SANTA FE — Those who worked at the Rio Rancho Observer some 12 years ago considered David McCollum a hall-of-fame kind of guy.

David and Jaki McCollum are big sports fans, as seen here in a photo of them at Wrigley Field in Chicago. Courtesy photo.

He bought the struggling newspaper from Wick Communications and ran it for several years with his business partner, Rockford Hayes.

Now, it’s official: On Oct. 30 at El Dorado Hotel and Spa in the City Different, McCollum was the lone inductee into the New Mexico Press Association’s Hall of Fame.

“This (honor) is beyond anything I would have imagined — it’s not even something I’d dreamed about, because we sold our business 10 years ago,” he said. “I fought through the tears.”

Back in 2003, McCollum and his wife, Jaki, decided to purchase the struggling Las Cruces Bulletin, a weekly newspaper.

The couple formed FIG Publications LLC and turned the Bulletin into a well-respected community newspaper. That paper’s success led McCollum, then the NMPA president, to try the same thing with a weekly in Rio Rancho in 2009.

The country was still in that economic depression, newspapers around the country were down-sizing or closing altogether and the Observer — in business since 1973 and owned by Wick Communications since the mid-1980s — was on the brink of suffering a similar fate.

“I was president and we just had a board of directors meeting in Santa Fe, and Robin Martin said, ‘Can you come and visit with me in my office?’ She said, ‘I want to talk to you about the Rio Rancho Observer. I’ve gotten notice from the owners that they’re going to close the newspaper.’

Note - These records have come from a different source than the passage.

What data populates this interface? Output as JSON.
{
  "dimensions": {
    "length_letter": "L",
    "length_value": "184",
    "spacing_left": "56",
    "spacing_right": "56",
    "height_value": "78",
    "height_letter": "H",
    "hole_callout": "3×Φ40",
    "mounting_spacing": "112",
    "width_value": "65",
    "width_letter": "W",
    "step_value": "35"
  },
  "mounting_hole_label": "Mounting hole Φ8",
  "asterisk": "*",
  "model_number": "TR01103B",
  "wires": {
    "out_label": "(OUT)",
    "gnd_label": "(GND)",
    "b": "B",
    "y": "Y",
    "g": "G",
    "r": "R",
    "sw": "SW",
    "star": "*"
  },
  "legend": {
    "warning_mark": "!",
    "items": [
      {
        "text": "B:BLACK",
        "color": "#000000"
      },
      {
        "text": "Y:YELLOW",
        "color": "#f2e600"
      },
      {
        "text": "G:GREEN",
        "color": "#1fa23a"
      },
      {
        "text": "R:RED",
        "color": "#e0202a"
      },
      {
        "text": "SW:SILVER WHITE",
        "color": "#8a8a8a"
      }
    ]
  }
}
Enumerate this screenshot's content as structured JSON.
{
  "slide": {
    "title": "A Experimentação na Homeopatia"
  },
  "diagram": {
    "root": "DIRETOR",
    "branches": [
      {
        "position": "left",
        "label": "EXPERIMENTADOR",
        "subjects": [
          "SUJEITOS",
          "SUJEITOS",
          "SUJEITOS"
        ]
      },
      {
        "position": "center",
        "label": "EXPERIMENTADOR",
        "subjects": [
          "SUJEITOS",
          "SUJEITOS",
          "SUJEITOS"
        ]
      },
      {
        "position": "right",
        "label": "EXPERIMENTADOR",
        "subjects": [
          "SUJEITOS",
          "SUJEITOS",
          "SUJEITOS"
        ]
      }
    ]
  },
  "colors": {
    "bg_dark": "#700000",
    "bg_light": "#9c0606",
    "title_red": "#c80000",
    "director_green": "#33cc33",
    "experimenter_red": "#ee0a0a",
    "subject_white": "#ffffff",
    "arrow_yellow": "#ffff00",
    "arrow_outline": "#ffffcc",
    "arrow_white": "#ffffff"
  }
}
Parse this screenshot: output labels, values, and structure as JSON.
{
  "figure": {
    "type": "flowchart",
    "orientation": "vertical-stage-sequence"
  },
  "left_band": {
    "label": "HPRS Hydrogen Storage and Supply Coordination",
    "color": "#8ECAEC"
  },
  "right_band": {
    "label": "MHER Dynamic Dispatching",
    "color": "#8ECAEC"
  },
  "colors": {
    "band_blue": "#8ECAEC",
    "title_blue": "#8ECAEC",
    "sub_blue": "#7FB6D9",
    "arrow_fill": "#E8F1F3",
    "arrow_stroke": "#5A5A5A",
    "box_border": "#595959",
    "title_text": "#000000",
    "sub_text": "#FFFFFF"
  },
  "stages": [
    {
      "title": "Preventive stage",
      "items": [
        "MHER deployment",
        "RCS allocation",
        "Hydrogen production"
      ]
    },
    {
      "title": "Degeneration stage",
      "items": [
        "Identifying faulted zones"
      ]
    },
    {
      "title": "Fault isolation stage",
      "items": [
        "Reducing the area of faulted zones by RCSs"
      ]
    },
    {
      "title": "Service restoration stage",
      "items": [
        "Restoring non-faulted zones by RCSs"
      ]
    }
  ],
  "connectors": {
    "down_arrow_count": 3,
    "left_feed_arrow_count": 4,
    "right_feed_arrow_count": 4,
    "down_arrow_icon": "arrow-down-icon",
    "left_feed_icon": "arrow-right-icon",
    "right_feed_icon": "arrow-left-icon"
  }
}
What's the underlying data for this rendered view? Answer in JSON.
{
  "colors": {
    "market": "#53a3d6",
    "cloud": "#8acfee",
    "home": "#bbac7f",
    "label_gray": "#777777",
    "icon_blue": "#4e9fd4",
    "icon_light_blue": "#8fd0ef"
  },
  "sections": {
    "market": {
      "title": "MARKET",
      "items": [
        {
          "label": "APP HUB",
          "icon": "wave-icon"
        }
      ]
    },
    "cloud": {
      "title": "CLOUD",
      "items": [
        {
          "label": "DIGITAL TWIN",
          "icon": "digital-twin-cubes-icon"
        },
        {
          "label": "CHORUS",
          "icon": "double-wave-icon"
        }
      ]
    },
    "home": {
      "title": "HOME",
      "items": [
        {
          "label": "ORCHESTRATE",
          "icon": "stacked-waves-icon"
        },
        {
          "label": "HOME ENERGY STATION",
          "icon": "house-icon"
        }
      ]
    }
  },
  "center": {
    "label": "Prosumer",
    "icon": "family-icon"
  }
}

“Of course, she was looking to protect her printing interest as well, but she had a genuine interest, I think, in not losing a newspaper in New Mexico.”

McCollum agreed. He wasn’t particularly interested in buying the Observer, though.

“I think my wife said something like only over her dead body would we do another newspaper, and Robin said, ‘Will you at least talk to the Wick people?’” McCollum recalled.

When he said he’d be glad to talk, Martin called the man who provided financial information. Then, the McCollums drove around Rio Rancho and were impressed.

“We said this is a community that deserves a newspaper. … I said, this really makes sense to me,” McCollum said.

So, the McCollums bought the Observer and brought in the NMPA’s president of the previous year, Hayes, to be the on-site publisher — he came here from the Carlsbad Current-Argus — and the rest is history. The Observer continued to exist, even though the McCollums sold it to Hayes in 2012; he later sold it to Albuquerque Publishing Co.

Suffice it to say, though, without McCollum’s interest, there’d be no Observer today.

He’s understandably proud of having created a local voice in Rio Rancho, although, “We didn’t extend it quite strategically as far as we did in Las Cruces, but I think that market is still there — but you need to understand that the ownership needs to be committed to being in the newspaper business.

“People today still are interested — even young people — in reading a local print newspaper; I’m absolutely convinced of it,” he said. “You cover local people, local events and you just connect yourself to the community — if you think about it, the newspaper is the community.”

Ink on his hands a long time
Go back to 1956 and you’d have seen young Dave McCollum using a sheet from his “Big Chief” writing tablet to create a mini-newspaper about his school and third-grade classmates.

Two years later, he was writing a weekly column in his hometown newspaper, The Shidler (Okla.) Review. Four years after that, he was freelance writing sports stories for a handful of newspapers in Oklahoma.

After graduating from high school, he headed to Oklahoma State University and majored in journalism. (Despite his OSU interests, McCollum handled the business side of New Mexico State University athletics from 2012-16.)

He remained in the business, selling advertising, writing, publishing and more, finding time to join the Kansas National Guard in 1970 and was commissioned six years later as a public affairs officer in the U.S. Naval Reserve.

Although he’s an Okie, he’s also lived and worked in Alabama and Pennsylvania in his professional career. He and Jaki have been married 50 years; they have three children, six grandchildren and one great-grandchild.